Galatians 2
The meeting at Jerusalem
1 It was not till fourteen years had passed that I went up to Jerusalem again. I went with Barnabas and took Titus with me.
2 I went there as the result of a revelation, and privately I laid before the leading men the Good News as I proclaim it among the pagans; I did so for fear the course I was adopting or had already adopted would not be allowed.
3 And what happened? Even though Titus who had come with me is a Greek, he was not obliged to be circumcised.
4 The question came up only because some who do not really belong to the brotherhood have furtively crept in to spy on the liberty we enjoy in Christ Jesus, and want to reduce us all to slavery.
5 I was so determined to safeguard for you the true meaning of the Good News, that I refused even out of deference to yield to such people for one moment.
6 As a result, these people who are acknowledged leaders – not that their importance matters to me, since God has no favourites – these leaders, as I say, had nothing to add to the Good News as I preach it.
7 On the contrary, they recognised that I had been commissioned to preach the Good News to the uncircumcised just as Peter had been commissioned to preach it to the circumcised.
8 The same person whose action had made Peter the apostle of the circumcised had given me a similar mission to the pagans.
9 So, James, Cephas and John, these leaders, these pillars, shook hands with Barnabas and me as a sign of partnership: we were to go to the pagans and they to the circumcised.[*a]

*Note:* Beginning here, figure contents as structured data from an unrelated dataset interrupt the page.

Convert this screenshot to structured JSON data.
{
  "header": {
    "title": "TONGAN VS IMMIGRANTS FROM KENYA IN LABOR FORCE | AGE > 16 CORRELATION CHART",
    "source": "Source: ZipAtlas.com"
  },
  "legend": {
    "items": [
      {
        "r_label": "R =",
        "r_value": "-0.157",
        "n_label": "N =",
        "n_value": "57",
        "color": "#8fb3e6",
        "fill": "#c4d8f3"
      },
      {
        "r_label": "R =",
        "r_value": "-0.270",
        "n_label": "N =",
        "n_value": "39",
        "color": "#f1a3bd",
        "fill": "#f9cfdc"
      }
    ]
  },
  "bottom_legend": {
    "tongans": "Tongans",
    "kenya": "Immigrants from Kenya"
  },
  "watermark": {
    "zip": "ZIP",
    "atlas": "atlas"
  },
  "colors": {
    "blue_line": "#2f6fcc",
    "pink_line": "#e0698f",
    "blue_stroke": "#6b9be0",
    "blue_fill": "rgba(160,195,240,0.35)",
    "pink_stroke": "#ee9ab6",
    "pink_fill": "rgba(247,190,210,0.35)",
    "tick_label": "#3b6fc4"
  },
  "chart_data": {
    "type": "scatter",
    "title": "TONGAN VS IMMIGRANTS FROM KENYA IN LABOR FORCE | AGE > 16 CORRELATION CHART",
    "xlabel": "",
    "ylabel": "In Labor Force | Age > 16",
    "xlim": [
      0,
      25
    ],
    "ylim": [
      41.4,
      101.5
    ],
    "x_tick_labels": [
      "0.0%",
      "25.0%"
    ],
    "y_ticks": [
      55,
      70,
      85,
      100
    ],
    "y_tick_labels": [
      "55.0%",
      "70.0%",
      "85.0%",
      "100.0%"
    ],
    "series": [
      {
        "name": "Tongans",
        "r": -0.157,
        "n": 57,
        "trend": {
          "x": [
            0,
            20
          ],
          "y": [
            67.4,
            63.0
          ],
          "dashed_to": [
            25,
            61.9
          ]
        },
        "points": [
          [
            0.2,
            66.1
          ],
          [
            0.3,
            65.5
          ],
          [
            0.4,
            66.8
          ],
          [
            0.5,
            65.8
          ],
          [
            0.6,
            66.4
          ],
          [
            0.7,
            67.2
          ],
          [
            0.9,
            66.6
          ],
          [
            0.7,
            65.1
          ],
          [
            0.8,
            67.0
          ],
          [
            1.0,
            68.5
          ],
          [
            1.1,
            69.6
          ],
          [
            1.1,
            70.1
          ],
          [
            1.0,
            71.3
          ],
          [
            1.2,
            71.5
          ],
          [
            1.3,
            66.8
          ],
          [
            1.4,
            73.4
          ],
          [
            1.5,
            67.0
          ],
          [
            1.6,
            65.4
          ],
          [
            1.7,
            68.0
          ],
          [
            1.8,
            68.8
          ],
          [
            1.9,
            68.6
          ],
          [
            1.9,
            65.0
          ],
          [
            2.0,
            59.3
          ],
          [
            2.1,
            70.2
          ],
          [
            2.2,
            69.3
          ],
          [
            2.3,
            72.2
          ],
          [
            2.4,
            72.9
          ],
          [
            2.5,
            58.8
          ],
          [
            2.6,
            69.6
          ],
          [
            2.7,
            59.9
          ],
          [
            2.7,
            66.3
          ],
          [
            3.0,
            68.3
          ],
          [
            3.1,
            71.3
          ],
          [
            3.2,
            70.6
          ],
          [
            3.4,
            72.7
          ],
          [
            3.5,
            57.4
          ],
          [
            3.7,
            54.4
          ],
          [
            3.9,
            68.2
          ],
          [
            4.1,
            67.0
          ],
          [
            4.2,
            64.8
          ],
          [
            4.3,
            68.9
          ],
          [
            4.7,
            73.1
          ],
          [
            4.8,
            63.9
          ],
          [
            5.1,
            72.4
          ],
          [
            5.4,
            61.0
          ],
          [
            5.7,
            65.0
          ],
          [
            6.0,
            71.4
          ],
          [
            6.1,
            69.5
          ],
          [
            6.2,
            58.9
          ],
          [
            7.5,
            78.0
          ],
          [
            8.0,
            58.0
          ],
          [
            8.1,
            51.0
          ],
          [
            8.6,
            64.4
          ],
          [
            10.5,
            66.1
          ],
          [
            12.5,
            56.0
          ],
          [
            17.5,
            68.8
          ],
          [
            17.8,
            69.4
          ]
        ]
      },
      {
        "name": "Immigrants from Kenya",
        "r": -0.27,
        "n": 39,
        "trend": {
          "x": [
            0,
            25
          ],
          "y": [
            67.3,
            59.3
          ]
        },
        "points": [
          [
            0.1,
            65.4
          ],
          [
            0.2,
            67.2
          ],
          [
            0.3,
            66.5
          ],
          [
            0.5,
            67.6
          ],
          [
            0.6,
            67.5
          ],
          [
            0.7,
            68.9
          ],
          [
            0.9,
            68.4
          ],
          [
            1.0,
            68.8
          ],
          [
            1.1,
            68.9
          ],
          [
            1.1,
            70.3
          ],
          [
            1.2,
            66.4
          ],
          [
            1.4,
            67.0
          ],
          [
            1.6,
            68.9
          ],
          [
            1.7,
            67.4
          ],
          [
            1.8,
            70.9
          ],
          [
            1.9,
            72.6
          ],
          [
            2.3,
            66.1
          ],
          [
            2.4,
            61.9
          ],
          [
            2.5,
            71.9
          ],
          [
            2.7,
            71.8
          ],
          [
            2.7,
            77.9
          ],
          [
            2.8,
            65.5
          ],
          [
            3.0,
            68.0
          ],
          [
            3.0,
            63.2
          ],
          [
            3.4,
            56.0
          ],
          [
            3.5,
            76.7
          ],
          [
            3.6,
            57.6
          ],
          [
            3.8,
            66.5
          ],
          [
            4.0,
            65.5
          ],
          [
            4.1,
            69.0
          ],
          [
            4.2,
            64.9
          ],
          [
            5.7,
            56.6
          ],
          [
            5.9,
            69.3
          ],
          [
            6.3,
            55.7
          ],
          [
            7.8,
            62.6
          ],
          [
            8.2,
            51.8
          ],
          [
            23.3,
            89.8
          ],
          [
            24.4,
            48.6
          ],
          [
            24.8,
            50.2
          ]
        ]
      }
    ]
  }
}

10 The only thing they insisted on was that we should remember to help the poor, as indeed I was anxious to do.
Peter and Paul at Antioch
11 When Cephas came to Antioch, however, I opposed him to his face, since he was manifestly in the wrong.
12 His custom had been to eat with the pagans,[*b] but after certain friends of James arrived he stopped doing this and kept away from them altogether for fear of the group that insisted on circumcision.
13 The other Jews joined him in this pretence, and even Barnabas felt himself obliged to copy their behaviour.
14 When I saw they were not respecting the true meaning of the Good News, I said to Cephas in front of everyone, ‘In spite of being a Jew, you live like the pagans and not like the Jews, so you have no right to make the pagans copy Jewish ways’.
The Good News as proclaimed by Paul
15 ‘Though we were born Jews and not pagan sinners,
16 we acknowledge that what makes a man righteous is not obedience to the Law, but faith in Jesus Christ. We had to become believers in Christ Jesus no less than you had, and now we hold that faith in Christ rather than fidelity to the Law is what justifies us, and that no one can be justified[*c] by keeping the Law.
17 Now if we were to admit that the result of looking to Christ to justify us is to make us sinners like the rest, it would follow that Christ had induced us to sin, which would be absurd.
18 If I were to return to a position I had already abandoned, I should be admitting I had done something wrong.
19 In other words, through the Law I am dead to the Law, so that now I can live for God. I have been crucified with Christ,
20 and I live now not with my own life but with the life of Christ who lives in me. The life I now live in this body I live in faith: faith in the Son of God who loved me and who sacrificed himself for my sake.
21 I cannot bring myself to give up God’s gift: if the Law can justify us, there is no point in the death of Christ.’